Quand Seymour tenta le tout pour le tout et, dans un féroce appétit de pouvoir, essaya de prendre le contrôle du jeune roi Edouard, mon frère, il fut directement emprisonné à la Tour de Londres. Entretemps des rumeurs de son projet matrimonial étaient parvenues à la cour. Mes serviteurs, Ashley et Parry, furent arrêtés quatre jours plus tard. Je fus pour ma part soumise à un feu de questions par Sir Robert Tyrwhit en ma résidence de Hatfield.
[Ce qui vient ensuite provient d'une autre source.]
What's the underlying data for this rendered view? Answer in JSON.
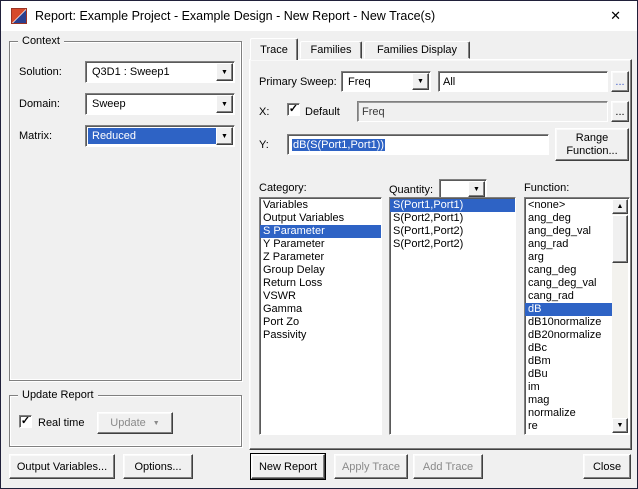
{
  "colors": {
    "selection": "#2e63c5",
    "window": "#f0f0f0",
    "titlebar": "#ffffff",
    "frame": "#20203a",
    "disabled": "#8a8a8a"
  },
  "glyphs": {
    "close": "✕",
    "dropdown": "▼",
    "up": "▲",
    "check": "✓",
    "more": "..."
  },
  "window": {
    "title": "Report: Example Project - Example Design - New Report - New Trace(s)"
  },
  "context": {
    "legend": "Context",
    "solution_label": "Solution:",
    "solution_value": "Q3D1 : Sweep1",
    "domain_label": "Domain:",
    "domain_value": "Sweep",
    "matrix_label": "Matrix:",
    "matrix_value": "Reduced"
  },
  "update_report": {
    "legend": "Update Report",
    "real_time_label": "Real time",
    "update_button_label": "Update"
  },
  "tabs": [
    {
      "label": "Trace"
    },
    {
      "label": "Families"
    },
    {
      "label": "Families Display"
    }
  ],
  "trace_tab": {
    "primary_sweep_label": "Primary Sweep:",
    "primary_sweep_value": "Freq",
    "sweep_range_value": "All",
    "x_label": "X:",
    "x_default_label": "Default",
    "x_value": "Freq",
    "y_label": "Y:",
    "y_value": "dB(S(Port1,Port1))",
    "range_function_label": "Range Function...",
    "category": {
      "label": "Category:",
      "selected": "S Parameter",
      "items": [
        "Variables",
        "Output Variables",
        "S Parameter",
        "Y Parameter",
        "Z Parameter",
        "Group Delay",
        "Return Loss",
        "VSWR",
        "Gamma",
        "Port Zo",
        "Passivity"
      ]
    },
    "quantity": {
      "label": "Quantity:",
      "combo_value": "",
      "selected": "S(Port1,Port1)",
      "items": [
        "S(Port1,Port1)",
        "S(Port2,Port1)",
        "S(Port1,Port2)",
        "S(Port2,Port2)"
      ]
    },
    "function": {
      "label": "Function:",
      "selected": "dB",
      "items": [
        "<none>",
        "ang_deg",
        "ang_deg_val",
        "ang_rad",
        "arg",
        "cang_deg",
        "cang_deg_val",
        "cang_rad",
        "dB",
        "dB10normalize",
        "dB20normalize",
        "dBc",
        "dBm",
        "dBu",
        "im",
        "mag",
        "normalize",
        "re"
      ]
    }
  },
  "footer": {
    "output_variables_label": "Output Variables...",
    "options_label": "Options...",
    "new_report_label": "New Report",
    "apply_trace_label": "Apply Trace",
    "add_trace_label": "Add Trace",
    "close_label": "Close"
  }
}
Tyrwhit et son épouse étaient de fidèles membres du service de Catherine Parr. Ils avaient sans doute eu vent des rumeurs concernant Seymour et moi à Chelsea. Tyrwhit devait être convaincu de ma culpabilité : pour lui, j'avais accepté d'épouser Seymour contre le gré du conseil, une conduite effectivement considérée comme une trahison. Pendant l'interrogatoire, je restai cependant fermement campée sur mes positions. A aucun moment je ne cédai aux tactiques de Tyrwhit et du Lord Protecteur Somerset, l'un volontiers percutant, voire agressif pour autant qu'il pouvait l'être avec une princesse, l'autre plus bienveillant. Je ne m'effondrai pas quand ils évoquèrent les confessions de mes serviteurs. Je lus attentivement leurs dépositions et construisis une stratégie de réponse qui correspondît précisément à leurs affirmations : en clair, j'avais bien discuté de Seymour avec Ashley et Parry, mais nous étions convenus que je ne devrais en aucun cas l'épouser sans l'agrément du roi et du conseil. "Ils chantent tous la même chanson", se plaignait ce pauvre Tyrwhit, qui ne croyait pas un traître mot de ce que je lui disais. Drapée dans ma dignité, invoquant mon honneur, je restai fidèle à mes serviteurs, ce qui me permit de me sortir de cette mauvaise passe non sans un certain panache. Cela n'empêcha pas Thomas Seymour d'être exécuté, mais Ashley et Parry furent relâchés. J'avais imploré le Lord Protecteur de faire preuve de clémence et de bonté envers Ashley, en vertu de "son grand labeur et du mal qu'elle s'était donnée" pour m'éduquer "sur les chemins de la connaissance et de l'honnêteté". J'étais impatiente, lui avais-je déclaré, de la reprendre à mon service. Elle ne fut toutefois autorisée à réintégrer son poste qu'en août 1549 et il me fallut jusqu'alors supporter la présence à mes côtés de Lady Elisabeth Tyrwhit.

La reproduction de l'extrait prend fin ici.